Materials expand and contract, some at different rates. When one material expands and what its attached to doesn’t then you may hear noise as one material rubs the other. It sounds like popping because it does it all at once versus gradually. Not sure I explained that well but I hope you get the idea.
I haven’t heard of windows doing this before, usually its baseboard hot water pipes or radiators. If you have baseboard hot water heat right below the windows I would think you might be hearing that, not the windows. If it really IS the windows. I’m not sure what you could do.
1) Put up heavy drapes. This will keep your room a more stable temperature and also block some of the sound the windows are making. It may also lessen any expansion/contraction they do thereby reducing the noise.
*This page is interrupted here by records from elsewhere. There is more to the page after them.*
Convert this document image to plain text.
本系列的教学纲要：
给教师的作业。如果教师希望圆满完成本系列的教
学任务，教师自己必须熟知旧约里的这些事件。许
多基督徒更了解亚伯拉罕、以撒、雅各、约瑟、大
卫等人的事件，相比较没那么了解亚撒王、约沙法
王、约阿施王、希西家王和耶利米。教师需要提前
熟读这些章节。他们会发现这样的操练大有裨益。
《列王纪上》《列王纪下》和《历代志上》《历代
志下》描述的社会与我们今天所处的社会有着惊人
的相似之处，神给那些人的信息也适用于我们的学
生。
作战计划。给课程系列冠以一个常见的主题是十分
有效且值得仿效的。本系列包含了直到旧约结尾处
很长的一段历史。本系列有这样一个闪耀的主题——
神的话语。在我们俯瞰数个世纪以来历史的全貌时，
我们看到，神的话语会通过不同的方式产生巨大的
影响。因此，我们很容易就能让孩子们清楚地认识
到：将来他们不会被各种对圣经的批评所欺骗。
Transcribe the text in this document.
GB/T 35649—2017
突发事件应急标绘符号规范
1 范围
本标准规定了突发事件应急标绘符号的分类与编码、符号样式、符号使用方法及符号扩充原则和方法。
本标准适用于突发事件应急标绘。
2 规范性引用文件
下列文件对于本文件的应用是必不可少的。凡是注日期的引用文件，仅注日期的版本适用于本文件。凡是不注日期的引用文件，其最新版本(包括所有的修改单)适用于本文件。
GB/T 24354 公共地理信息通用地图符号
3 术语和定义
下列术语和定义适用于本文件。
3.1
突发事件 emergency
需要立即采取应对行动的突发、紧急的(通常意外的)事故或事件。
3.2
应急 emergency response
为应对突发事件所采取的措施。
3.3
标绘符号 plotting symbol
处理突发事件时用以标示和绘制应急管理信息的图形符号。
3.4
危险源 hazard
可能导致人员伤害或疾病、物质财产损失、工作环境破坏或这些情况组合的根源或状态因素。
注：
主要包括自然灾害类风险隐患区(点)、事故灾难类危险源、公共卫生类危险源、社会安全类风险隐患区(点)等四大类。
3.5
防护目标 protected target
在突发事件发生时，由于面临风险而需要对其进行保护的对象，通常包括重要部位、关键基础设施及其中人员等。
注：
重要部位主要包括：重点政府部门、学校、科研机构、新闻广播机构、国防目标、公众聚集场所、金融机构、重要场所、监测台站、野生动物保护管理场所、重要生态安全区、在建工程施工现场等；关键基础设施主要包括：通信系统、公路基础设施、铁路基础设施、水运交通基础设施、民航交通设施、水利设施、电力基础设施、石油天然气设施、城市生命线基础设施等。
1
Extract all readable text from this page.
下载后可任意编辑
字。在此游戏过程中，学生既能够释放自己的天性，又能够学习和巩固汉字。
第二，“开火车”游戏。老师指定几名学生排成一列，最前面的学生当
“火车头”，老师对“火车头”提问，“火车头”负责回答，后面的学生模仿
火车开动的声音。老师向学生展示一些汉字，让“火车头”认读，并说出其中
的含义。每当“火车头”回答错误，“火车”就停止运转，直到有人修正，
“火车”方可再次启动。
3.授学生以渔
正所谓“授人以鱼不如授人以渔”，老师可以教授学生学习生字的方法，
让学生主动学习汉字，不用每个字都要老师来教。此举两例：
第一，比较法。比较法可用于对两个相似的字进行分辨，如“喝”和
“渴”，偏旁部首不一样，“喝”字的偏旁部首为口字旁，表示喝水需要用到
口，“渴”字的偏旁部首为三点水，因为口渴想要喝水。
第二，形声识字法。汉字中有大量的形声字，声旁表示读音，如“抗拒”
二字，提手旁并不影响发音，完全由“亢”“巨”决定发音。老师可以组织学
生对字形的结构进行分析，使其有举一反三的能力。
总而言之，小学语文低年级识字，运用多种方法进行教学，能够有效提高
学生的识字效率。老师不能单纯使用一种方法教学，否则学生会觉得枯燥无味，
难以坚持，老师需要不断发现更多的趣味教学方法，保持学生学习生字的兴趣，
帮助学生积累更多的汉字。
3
2) Put up storm windows. You didn’t say if you have storm windows or not. They are more common on older homes. A storm window adds another layer of glass better insulating things and cutting down on drafts. This, like the drapes, may help minimize any expansion/contraction and reduce the noise.
3) Put in new windows. A drastic step for sure. I’ll go out on a limb and guess these are very inexpensive plastic vinyl windows. Replacing them with a high quality window may solve the issue. Maybe a aluminum clad wood window would give you better results.
Hello, great article!
My house is a couple years old and with the right wind direction and speed (about 40-50 mph) I get the high pitch buzzing/howling from the window. It’s a single hung double glass vinyl window.
There is definitely a small draft in the top left corner in this wind, and I can see the interior caulking is pretty much completely let go.
I read in your posts that the interior caulking doesn’t really help much, but I find the air/sound is coming in from where the caulking is in the worst shape.
Do you think these windows are installed correctly, is there is a way I can check the caulking on the outside too without taking the vinyl siding off?